# Thread: More logs

1. ## More logs

1)log3(x^2-3x-1)=0

2)-logx(25)=-2
=x^-2=25

i know the base is 5 but confused whether it is negative or positive.

thanks

2. Originally Posted by smmmc
1)log3(x^2-3x-1)=0
$\displaystyle \log_b 1 = 0$ for b > 0, so
$\displaystyle \log_3 (x^2-3x-1) = 0$ becomes
$\displaystyle x^2-3x-1 = 1$.
\displaystyle \begin{aligned} x^2-3x-2 &= 0 \\ x &= \frac{3 \pm \sqrt{(-3)^2 - 4(1)(-2)}}{2(1)} \\ x &= \frac{3 \pm \sqrt{9 + 8}}{2} \\ x &= \frac{3 \pm \sqrt{17}}{2} \end{aligned}

2)-logx(25)=-2
=x^-2=25

i know the base is 5 but confused whether it is negative or positive.
$\displaystyle -\log_x 25 = -2$
First get rid of the negative signs:
$\displaystyle \log_x 25 = 2$.
As you said, x = 5 (and it's positive).

01

3. b>1 always apply ? what about when b<1 ?

thanks heaps

4. Oops, typo.
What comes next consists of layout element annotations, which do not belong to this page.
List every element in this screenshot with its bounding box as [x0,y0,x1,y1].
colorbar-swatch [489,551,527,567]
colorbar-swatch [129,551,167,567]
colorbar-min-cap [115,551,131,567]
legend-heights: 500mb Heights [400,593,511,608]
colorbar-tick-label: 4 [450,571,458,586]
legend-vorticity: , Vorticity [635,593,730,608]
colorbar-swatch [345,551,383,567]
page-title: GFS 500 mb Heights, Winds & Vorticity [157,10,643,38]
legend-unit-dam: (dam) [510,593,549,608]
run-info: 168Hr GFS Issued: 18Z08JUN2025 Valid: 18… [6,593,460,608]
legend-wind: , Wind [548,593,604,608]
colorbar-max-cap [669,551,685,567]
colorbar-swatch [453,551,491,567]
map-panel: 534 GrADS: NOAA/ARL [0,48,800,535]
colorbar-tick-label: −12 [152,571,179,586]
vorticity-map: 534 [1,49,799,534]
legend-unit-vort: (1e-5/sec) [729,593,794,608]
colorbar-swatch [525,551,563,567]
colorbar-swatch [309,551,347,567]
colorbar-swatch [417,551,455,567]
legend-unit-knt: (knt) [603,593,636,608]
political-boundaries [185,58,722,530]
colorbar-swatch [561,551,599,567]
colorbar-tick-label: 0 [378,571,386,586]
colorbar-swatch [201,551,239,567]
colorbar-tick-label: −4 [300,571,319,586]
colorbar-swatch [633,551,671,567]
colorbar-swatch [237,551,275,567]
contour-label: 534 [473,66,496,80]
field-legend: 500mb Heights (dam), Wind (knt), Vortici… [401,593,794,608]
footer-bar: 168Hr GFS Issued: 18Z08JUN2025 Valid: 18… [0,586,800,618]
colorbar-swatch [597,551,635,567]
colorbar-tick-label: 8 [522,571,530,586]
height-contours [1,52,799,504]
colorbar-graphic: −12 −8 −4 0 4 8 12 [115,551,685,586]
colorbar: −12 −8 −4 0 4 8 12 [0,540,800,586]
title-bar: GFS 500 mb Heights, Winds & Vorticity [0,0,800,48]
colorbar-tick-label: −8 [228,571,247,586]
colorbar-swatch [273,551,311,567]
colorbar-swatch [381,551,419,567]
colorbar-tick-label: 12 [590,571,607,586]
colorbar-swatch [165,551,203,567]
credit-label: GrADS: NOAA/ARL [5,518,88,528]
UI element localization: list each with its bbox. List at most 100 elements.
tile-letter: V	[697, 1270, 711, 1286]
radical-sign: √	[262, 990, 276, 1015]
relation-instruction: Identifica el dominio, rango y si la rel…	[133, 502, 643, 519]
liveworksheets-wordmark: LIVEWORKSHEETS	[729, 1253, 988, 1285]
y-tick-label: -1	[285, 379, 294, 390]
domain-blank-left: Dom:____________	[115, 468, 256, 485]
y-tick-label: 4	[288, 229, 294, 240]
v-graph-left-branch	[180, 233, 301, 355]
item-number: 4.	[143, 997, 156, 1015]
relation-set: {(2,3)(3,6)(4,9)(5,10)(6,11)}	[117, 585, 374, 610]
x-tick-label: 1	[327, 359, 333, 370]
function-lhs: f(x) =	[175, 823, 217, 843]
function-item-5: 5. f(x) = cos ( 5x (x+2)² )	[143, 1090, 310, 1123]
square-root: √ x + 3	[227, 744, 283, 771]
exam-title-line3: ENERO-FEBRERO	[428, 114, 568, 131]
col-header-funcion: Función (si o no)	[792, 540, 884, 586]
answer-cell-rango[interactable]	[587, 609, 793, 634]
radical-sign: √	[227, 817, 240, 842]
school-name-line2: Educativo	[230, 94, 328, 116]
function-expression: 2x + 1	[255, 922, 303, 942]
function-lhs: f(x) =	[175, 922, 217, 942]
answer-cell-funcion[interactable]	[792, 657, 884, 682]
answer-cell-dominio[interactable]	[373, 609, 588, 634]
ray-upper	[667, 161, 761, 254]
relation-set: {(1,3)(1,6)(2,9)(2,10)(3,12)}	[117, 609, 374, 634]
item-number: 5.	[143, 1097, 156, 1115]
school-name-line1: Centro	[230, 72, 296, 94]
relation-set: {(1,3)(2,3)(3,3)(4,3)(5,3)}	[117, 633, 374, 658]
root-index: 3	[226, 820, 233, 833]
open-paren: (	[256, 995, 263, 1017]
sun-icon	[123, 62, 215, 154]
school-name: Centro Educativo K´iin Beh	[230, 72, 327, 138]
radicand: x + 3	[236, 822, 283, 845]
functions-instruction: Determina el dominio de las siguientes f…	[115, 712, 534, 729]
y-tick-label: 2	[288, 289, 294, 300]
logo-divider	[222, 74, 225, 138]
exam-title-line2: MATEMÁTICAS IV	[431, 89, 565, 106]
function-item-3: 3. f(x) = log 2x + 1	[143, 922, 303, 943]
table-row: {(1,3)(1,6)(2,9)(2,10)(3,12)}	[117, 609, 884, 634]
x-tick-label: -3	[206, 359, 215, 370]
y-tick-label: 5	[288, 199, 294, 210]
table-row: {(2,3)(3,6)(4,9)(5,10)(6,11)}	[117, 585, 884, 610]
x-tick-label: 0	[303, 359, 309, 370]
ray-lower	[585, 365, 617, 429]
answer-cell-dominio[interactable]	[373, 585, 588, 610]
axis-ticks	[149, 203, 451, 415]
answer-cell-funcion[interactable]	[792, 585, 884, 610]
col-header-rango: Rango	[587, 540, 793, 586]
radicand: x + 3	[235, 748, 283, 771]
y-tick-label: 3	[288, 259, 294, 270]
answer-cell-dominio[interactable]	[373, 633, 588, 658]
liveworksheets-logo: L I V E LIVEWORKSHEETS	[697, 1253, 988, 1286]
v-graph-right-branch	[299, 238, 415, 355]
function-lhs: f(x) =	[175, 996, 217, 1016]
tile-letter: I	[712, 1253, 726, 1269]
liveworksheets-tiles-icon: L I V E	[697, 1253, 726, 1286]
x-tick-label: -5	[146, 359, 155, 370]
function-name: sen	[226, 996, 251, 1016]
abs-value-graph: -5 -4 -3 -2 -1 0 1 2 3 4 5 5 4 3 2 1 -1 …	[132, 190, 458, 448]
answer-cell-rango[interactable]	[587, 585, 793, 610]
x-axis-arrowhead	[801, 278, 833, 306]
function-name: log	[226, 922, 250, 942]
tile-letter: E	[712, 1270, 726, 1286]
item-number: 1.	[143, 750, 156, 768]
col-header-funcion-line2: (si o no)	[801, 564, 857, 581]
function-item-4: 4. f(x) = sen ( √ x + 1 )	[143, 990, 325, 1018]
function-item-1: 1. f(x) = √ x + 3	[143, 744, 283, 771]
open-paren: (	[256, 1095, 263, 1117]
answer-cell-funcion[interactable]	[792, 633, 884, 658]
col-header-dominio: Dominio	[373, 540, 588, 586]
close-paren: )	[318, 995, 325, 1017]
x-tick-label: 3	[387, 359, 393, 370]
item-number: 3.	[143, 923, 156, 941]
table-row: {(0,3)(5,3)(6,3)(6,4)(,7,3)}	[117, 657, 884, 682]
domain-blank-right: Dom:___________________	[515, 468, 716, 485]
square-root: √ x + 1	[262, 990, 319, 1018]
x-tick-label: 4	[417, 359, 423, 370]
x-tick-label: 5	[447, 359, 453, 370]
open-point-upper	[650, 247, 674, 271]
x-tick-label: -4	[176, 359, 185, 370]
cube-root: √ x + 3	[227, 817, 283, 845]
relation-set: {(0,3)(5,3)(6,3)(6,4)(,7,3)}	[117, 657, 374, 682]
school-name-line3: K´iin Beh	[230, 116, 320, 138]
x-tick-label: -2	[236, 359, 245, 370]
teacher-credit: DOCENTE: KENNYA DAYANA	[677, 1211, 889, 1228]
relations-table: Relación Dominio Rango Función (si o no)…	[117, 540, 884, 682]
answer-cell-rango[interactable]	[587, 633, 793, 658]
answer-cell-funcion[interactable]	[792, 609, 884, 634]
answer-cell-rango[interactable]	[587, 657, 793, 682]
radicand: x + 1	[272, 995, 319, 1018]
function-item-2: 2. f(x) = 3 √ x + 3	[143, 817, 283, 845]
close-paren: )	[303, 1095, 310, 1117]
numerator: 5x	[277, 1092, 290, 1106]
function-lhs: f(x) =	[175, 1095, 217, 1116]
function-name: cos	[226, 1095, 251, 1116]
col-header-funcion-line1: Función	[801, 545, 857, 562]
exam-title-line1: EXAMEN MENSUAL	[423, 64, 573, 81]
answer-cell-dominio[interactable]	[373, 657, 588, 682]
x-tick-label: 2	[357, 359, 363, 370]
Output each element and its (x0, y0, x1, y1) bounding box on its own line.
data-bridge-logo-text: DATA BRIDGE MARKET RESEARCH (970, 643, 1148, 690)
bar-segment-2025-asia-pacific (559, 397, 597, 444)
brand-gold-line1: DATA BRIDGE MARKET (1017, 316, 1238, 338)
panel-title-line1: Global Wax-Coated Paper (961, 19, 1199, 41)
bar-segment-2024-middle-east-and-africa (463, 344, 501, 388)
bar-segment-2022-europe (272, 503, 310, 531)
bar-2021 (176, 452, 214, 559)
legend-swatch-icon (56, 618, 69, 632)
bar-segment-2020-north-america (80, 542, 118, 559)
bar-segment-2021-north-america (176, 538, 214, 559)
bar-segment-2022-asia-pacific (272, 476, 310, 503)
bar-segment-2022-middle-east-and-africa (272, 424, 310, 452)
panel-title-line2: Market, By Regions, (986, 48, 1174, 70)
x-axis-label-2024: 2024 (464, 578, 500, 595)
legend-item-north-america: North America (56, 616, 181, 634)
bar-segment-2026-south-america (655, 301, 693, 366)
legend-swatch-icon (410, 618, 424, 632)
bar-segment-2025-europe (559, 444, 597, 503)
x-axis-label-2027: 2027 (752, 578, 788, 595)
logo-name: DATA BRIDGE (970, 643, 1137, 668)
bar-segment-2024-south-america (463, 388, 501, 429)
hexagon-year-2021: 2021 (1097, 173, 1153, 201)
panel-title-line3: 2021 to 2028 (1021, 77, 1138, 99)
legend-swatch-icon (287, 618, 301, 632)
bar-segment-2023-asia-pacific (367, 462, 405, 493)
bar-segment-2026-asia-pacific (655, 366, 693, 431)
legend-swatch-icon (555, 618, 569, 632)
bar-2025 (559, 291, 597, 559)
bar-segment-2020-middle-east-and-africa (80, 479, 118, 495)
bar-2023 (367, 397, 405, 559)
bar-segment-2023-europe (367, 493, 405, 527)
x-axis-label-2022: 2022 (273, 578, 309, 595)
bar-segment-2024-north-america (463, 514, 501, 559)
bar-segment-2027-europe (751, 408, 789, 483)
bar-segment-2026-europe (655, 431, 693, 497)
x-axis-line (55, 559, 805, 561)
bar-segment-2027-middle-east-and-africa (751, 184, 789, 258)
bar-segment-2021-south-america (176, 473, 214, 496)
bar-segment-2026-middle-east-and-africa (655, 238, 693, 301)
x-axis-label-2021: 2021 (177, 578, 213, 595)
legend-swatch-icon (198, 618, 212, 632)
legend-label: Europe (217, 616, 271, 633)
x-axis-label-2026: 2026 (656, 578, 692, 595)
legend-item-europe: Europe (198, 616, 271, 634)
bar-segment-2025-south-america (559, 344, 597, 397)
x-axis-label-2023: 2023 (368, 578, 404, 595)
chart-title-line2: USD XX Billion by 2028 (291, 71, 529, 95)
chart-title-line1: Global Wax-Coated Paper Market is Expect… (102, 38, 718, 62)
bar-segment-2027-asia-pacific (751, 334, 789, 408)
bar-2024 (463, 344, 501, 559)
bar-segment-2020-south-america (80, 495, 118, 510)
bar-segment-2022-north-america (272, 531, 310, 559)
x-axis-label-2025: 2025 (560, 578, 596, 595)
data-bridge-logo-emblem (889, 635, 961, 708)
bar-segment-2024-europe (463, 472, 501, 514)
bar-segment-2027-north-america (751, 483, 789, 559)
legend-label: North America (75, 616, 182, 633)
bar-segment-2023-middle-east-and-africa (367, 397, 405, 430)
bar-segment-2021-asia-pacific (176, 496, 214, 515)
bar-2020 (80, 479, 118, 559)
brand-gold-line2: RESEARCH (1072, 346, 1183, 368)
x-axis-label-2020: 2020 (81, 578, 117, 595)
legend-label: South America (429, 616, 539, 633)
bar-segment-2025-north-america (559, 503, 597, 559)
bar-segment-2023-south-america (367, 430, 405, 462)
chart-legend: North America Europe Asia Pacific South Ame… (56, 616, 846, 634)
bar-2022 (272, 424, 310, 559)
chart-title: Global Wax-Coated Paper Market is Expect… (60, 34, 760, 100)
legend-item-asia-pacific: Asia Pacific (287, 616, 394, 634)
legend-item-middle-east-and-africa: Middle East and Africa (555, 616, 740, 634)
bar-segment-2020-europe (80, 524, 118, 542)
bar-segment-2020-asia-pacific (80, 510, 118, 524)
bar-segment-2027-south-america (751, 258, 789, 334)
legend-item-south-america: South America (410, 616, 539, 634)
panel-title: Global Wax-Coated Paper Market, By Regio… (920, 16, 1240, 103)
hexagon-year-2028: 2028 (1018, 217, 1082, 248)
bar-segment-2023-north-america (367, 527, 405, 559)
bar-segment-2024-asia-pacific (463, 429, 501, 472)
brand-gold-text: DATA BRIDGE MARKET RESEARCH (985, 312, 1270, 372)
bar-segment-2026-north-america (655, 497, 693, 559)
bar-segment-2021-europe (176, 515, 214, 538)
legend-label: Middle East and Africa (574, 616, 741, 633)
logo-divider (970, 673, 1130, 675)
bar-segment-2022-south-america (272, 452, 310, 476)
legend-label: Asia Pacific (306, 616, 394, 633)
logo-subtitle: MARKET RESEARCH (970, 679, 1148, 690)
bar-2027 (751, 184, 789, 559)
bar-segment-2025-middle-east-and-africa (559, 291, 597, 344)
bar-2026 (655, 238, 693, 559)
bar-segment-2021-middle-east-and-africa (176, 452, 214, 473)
I meant b > 0 and b ≠ 1. Of course, in logarithms you can't have a negative base (b < 0).

01

5. You can't have a base of 1 either

$\displaystyle b>0 \: , b \neq 1$

6. If the original problem had been
$\displaystyle log_x(25)= -2$
then it would have been $\displaystyle 25= x^{-2}= \frac{1}{x^2}$ so that $\displaystyle x^2= \frac{1}{25}$ and $\displaystyle x= \frac{1}{5}$, still positive.